"أضطرّ" - Traduction Arabe en Turc

    • zorunda kalmam
        
    • yağmur yağacak
        
    • zorunda kalmayacağım
        
    • ekmek zorunda kalmadan
        
    Daha çok kiracı daha çok para demek. Bu sayede belki çift vardiya yapmak zorunda kalmam ve çocuklarımı arada bir görebilirim. Open Subtitles مزيد من المستأجرين يعني مزيداً من المال وربما حينها لا أضطرّ للعمل وقتاً إضافيّاً
    Kendimi laboratuvara tıkıp kendi sesimden başka kimsenin sesini dinlemek zorunda kalmam. Open Subtitles "بوسعي أن أغلق المختبر على نفسي ولا أضطرّ إلى سماع صوت شخصٍ آخر عداي"
    Böylece akşam yemeğine para vermek zorunda kalmam. Open Subtitles طالما لن أضطرّ لدفع ثمن العشاء
    Neden? Çünkü bunu göz önünde bulundurup "Muhtemelen yağmur yağacak" veya "Kesin yağmur yağacak" diyebilmek için söylediğim şeyi ona göre değiştirmeliyim. TED لماذا؟ لأنّ علينا التّفكير في الأمر و أضطرّ لقول "ستمطر" أو "سوف تمطر".
    İstediğim zaman gelip gidebileceğim. Ne zaman istersem, nerede olursam olayım. Sana bağımlı olmak zorunda kalmayacağım. Open Subtitles سيكون بوسعي الذهاب و الاياب كيفما أحبّ زماناً و مكاناً ولن أضطرّ للتعويل عليكَ.
    Dün gece seni ekmek zorunda kalmadan önce konuşmamız gereken şeyi konuşmak istiyorum. Open Subtitles أريد الحديث بشأن ما أُفترض أنّ نتحدث حياله ليلة أمس قبل أنّ أضطرّ لإلغاء لقائكَ
    Umarım senden önce ölürüm de yeniden bu şeye katlanmak zorunda kalmam. Open Subtitles قبلك حتّى لا أضطرّ إلى خوض هذا مُجدّدا
    Bunu yakacağım. Böylelikle üzerinde düşünmek zorunda kalmam. Open Subtitles سأحرق هذه وهكذا لن أضطرّ للتفكير بها
    Whistler istediğimizi verirse, belki yapmak zorunda kalmam. Open Subtitles إن أعطانا (ويسلر) ما نريد فلربما لن أضطرّ لذلك
    Umarım sizi kovmak zorunda kalmam. Open Subtitles آمل ألاّ أضطرّ لطردك.

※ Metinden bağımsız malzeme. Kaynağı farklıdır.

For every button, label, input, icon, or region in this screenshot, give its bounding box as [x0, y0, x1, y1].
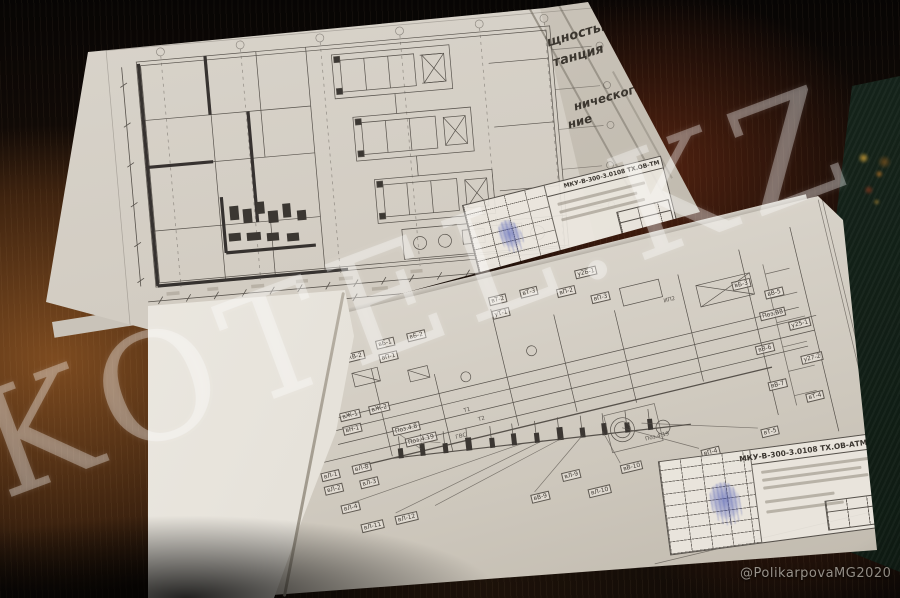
- table-shadow: [0, 470, 620, 598]
- photo-scene: щностью танция нического ние: [0, 0, 900, 598]
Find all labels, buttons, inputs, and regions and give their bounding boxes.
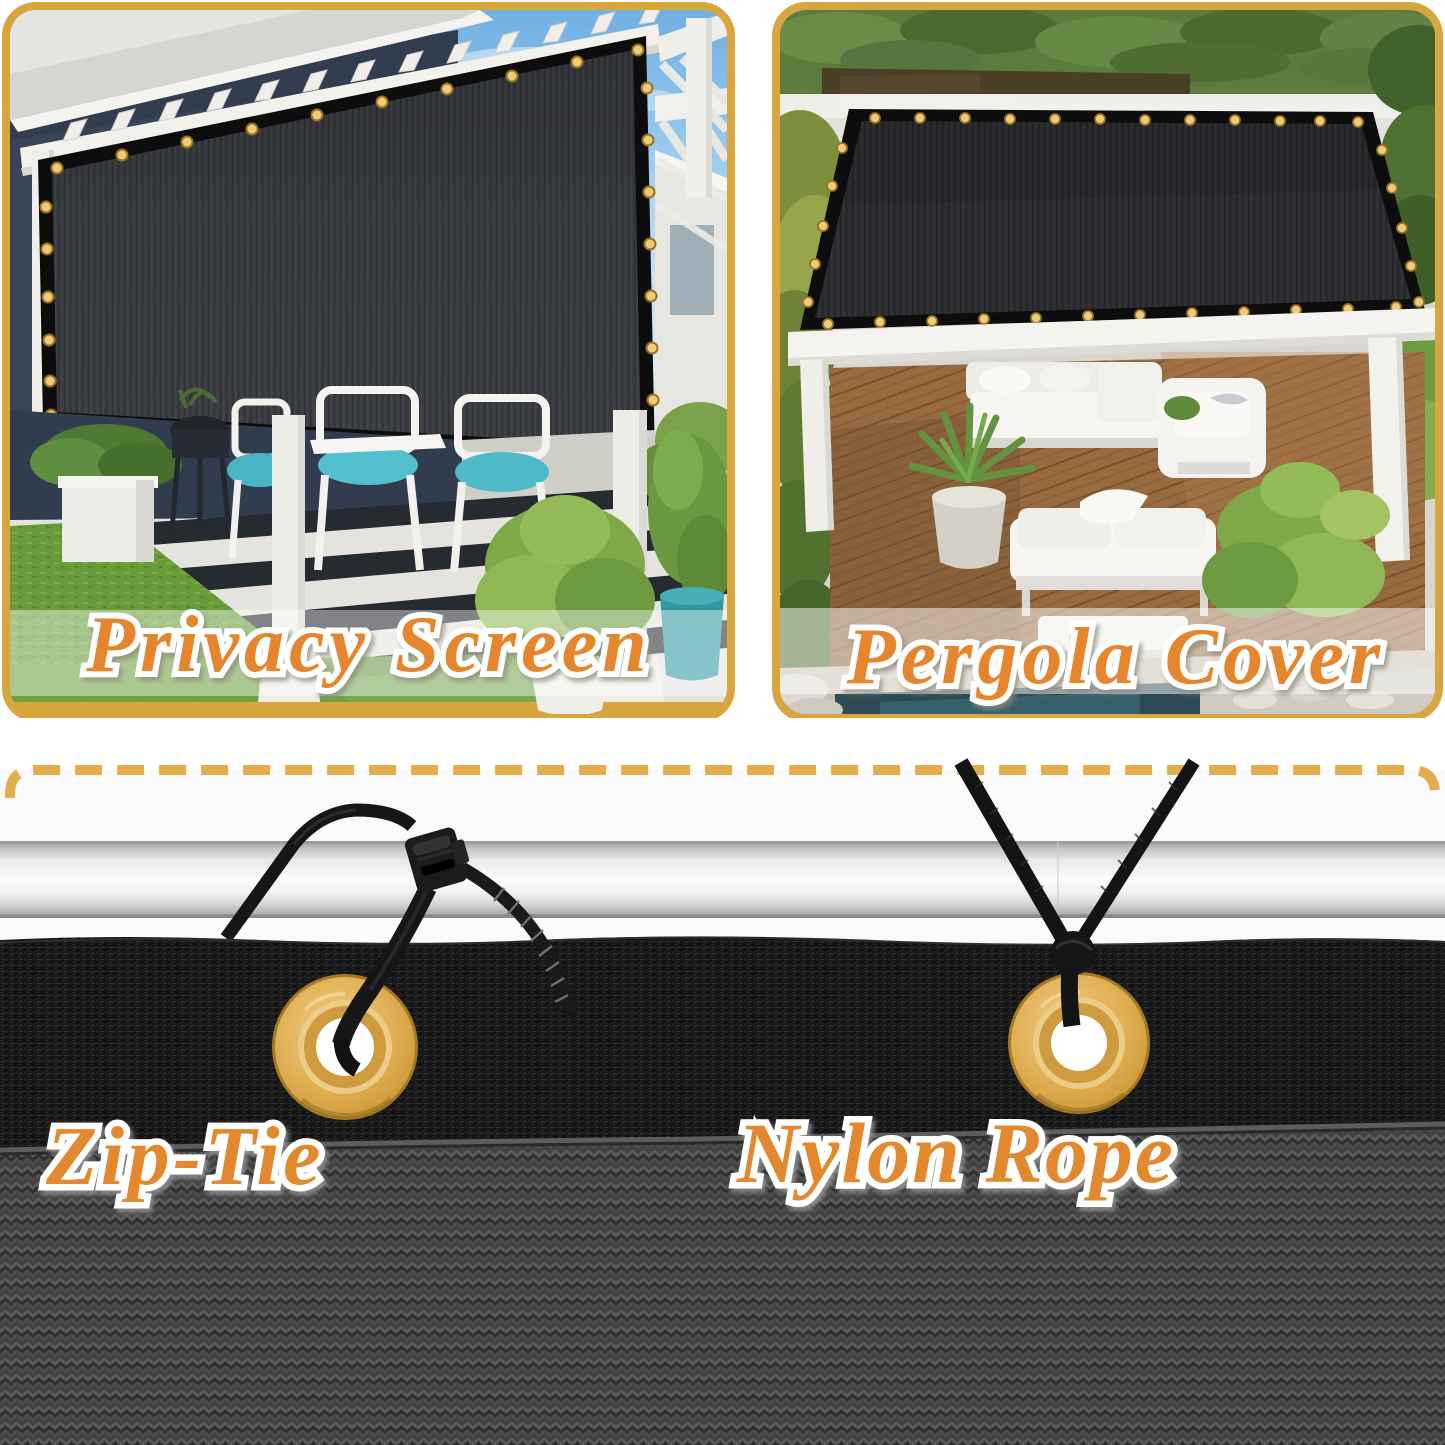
svg-text:Privacy Screen: Privacy Screen	[85, 601, 651, 689]
svg-text:Nylon Rope: Nylon Rope	[736, 1105, 1175, 1201]
svg-text:Pergola Cover: Pergola Cover	[846, 613, 1385, 701]
svg-text:Zip-Tie: Zip-Tie	[45, 1110, 324, 1203]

    Mesela; İngilizce konuşuyorsam, dil bilgisi yönünden farklı konuşmalıyım. Geçmişteki yağmurdan bahsederken "Dün yağmur yağdı", halihazırdaki yağmurdan bahsederken "Şimdi yağmur yağıyor", gelecekteki yağmur içinse "Yarın yağmur yağacak" derim. TED مثلا، إن كنت أتحدّث الانجليزية، أضطرّ للحديث بطرق مختلفة نحويّا إن كنت أتحدّث في الماضي، أقول:"اقد أمطرت البارحة"، الآن، "إنّها تمطر"، و في المستقبل، "سوف تمطر غدا".
    Şimdi fark eden, dörde bölmek zorunda kalmayacağım. Open Subtitles الفرق هو الآن، أنّني لن أضطرّ لقسمة النقود على 4 أشخاص
    Kendimi ona açıklamak zorunda kalmayacağım. Open Subtitles إنّي لن أضطرّ لتبرير موقفي إليها.
    Dün gece seni ekmek zorunda kalmadan önce konuşmamız gereken şeyi konuşmak istiyorum. Open Subtitles ماذا تريدين يا (كارولين)؟ أريد الحديث بشأن ما أُفترض أنّ نتحدث حياله ليلة أمس قبل أنّ أضطرّ لإلغاء لقائكَ.